His third round included some of the trademark theatrics and escapist shots that have endeared him to fans for years. He only found six of 14 fairways and on the 13th hole, punched a running 3-wood shot under a tree that scooted onto the front of the green. He saved par from 160 yards after punching out of the trees on the ninth after making a birdie from the rough a hole earlier.

For the week, he's hit 21 of 42 fairways and should be sending a note of thanks to the PGA Tour setup crew that, as an experiment of sorts, trimmed the rough back to a more playable 2 ½ inches this week. Otherwise, he might have needed a scythe or sickle to hack his way out of the taller grass.

He birdied three holes in succession on the back nine -- which included blowing the ball over the green in two shots on the 620-yard 16th hole -- to reclaim the lead.

Mickelson, who spent the previous week grinding hard on improving his ailing short game, will play in the penultimate pairing on Sunday with Stuart Appleby, one group ahead of Singh and Westwood. Woods, by comparison, has 15 wins in WGC competition, including six of them at Firestone.

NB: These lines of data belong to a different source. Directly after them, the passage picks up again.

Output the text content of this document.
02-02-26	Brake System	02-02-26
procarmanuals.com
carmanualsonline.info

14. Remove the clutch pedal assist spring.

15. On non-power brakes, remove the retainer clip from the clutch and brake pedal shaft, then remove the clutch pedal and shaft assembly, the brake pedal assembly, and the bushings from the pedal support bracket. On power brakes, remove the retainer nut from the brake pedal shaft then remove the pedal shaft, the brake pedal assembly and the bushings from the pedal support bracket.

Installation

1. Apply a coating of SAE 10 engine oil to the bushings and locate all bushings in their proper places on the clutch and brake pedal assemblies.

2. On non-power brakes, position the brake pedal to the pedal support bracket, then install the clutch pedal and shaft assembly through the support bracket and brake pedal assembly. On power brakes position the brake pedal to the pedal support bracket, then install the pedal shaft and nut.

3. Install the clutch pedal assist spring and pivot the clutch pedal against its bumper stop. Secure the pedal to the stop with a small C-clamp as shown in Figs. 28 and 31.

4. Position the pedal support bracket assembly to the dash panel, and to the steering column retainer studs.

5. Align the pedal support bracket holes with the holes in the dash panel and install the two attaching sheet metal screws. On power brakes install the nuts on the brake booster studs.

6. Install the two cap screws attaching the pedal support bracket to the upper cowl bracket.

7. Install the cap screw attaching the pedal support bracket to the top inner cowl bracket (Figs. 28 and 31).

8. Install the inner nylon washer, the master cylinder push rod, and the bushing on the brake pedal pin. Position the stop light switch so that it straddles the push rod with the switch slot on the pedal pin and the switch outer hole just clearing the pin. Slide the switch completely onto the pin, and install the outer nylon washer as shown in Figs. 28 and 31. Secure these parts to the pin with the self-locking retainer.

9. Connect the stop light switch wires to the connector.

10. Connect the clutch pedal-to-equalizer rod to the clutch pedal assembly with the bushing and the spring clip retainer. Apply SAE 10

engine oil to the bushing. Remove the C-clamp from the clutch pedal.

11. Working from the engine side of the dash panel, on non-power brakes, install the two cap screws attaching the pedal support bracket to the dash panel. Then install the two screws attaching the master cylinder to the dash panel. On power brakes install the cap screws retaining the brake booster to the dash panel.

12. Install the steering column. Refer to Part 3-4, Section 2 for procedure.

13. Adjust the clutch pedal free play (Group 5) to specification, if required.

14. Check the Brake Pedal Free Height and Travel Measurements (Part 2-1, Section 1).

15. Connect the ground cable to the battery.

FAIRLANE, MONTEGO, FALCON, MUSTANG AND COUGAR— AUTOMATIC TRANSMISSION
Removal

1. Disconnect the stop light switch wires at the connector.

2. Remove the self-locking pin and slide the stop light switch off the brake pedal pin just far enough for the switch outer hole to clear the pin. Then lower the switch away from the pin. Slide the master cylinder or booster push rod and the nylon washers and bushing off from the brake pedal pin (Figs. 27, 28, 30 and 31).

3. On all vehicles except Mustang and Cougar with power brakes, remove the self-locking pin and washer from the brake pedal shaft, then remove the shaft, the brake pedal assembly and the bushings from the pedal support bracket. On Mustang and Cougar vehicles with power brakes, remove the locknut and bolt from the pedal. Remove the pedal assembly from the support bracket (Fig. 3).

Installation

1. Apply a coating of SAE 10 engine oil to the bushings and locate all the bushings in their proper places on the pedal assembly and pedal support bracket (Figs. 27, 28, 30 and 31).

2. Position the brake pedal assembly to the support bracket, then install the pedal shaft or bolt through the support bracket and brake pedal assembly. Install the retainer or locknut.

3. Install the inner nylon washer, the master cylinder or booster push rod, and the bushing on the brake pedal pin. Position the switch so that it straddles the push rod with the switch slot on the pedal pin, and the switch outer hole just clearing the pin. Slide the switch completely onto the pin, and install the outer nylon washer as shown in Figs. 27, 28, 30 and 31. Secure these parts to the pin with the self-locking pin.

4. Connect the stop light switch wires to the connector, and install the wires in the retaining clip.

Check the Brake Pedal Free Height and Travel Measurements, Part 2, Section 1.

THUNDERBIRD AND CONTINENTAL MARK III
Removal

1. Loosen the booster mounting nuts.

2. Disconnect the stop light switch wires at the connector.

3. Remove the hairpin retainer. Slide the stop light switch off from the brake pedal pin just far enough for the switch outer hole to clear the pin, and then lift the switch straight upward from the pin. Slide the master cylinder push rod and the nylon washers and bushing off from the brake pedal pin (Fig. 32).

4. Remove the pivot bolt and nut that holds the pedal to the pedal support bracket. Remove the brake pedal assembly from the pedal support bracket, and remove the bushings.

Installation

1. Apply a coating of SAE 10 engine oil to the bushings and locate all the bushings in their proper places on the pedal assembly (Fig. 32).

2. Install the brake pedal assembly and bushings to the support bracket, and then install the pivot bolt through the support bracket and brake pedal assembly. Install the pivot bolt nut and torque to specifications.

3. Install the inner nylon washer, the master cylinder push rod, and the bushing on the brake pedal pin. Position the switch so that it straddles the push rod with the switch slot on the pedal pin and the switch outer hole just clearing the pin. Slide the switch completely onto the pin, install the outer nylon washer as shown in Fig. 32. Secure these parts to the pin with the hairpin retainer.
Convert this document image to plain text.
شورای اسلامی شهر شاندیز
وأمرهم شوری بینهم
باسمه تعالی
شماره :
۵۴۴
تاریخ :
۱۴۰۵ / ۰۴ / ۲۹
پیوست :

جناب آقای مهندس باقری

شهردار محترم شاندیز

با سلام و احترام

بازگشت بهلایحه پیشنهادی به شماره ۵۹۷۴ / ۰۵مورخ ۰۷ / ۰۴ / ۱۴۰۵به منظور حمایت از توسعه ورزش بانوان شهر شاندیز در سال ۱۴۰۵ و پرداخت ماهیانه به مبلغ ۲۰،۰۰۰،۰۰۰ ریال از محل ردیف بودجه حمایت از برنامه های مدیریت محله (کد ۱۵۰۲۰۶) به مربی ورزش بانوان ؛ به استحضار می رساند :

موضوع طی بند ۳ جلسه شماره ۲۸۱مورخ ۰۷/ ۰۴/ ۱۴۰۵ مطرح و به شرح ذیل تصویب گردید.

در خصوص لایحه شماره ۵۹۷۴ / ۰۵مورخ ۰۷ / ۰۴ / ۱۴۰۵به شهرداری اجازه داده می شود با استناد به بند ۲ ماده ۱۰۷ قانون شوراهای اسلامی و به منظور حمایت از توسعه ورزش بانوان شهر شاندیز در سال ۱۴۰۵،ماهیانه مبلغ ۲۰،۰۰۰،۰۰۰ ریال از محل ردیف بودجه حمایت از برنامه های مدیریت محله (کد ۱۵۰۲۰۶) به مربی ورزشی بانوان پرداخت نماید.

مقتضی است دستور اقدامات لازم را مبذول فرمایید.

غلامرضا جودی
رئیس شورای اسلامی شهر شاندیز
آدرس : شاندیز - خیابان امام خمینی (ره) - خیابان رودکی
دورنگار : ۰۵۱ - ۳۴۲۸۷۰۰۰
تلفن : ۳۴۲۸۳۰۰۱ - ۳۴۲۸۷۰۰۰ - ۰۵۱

"It would be nice to win a WGC, it really would," Mickelson said. "I haven't really thought about it too much. I think maybe 20 years from now or 30 years from now they'll have prestige, much like I think the guys who first won the Masters had no idea what this tournament was going to become.

"I have no idea where the WGCs will be 30 years from now. They started midway through my career, so I haven't given them the priority like I do a major or care about like a major.

"But they are always the best fields in the game, they're always on great golf courses, they're always on tough tests of golf, so I think there's a lot of merit to whoever wins those, yeah."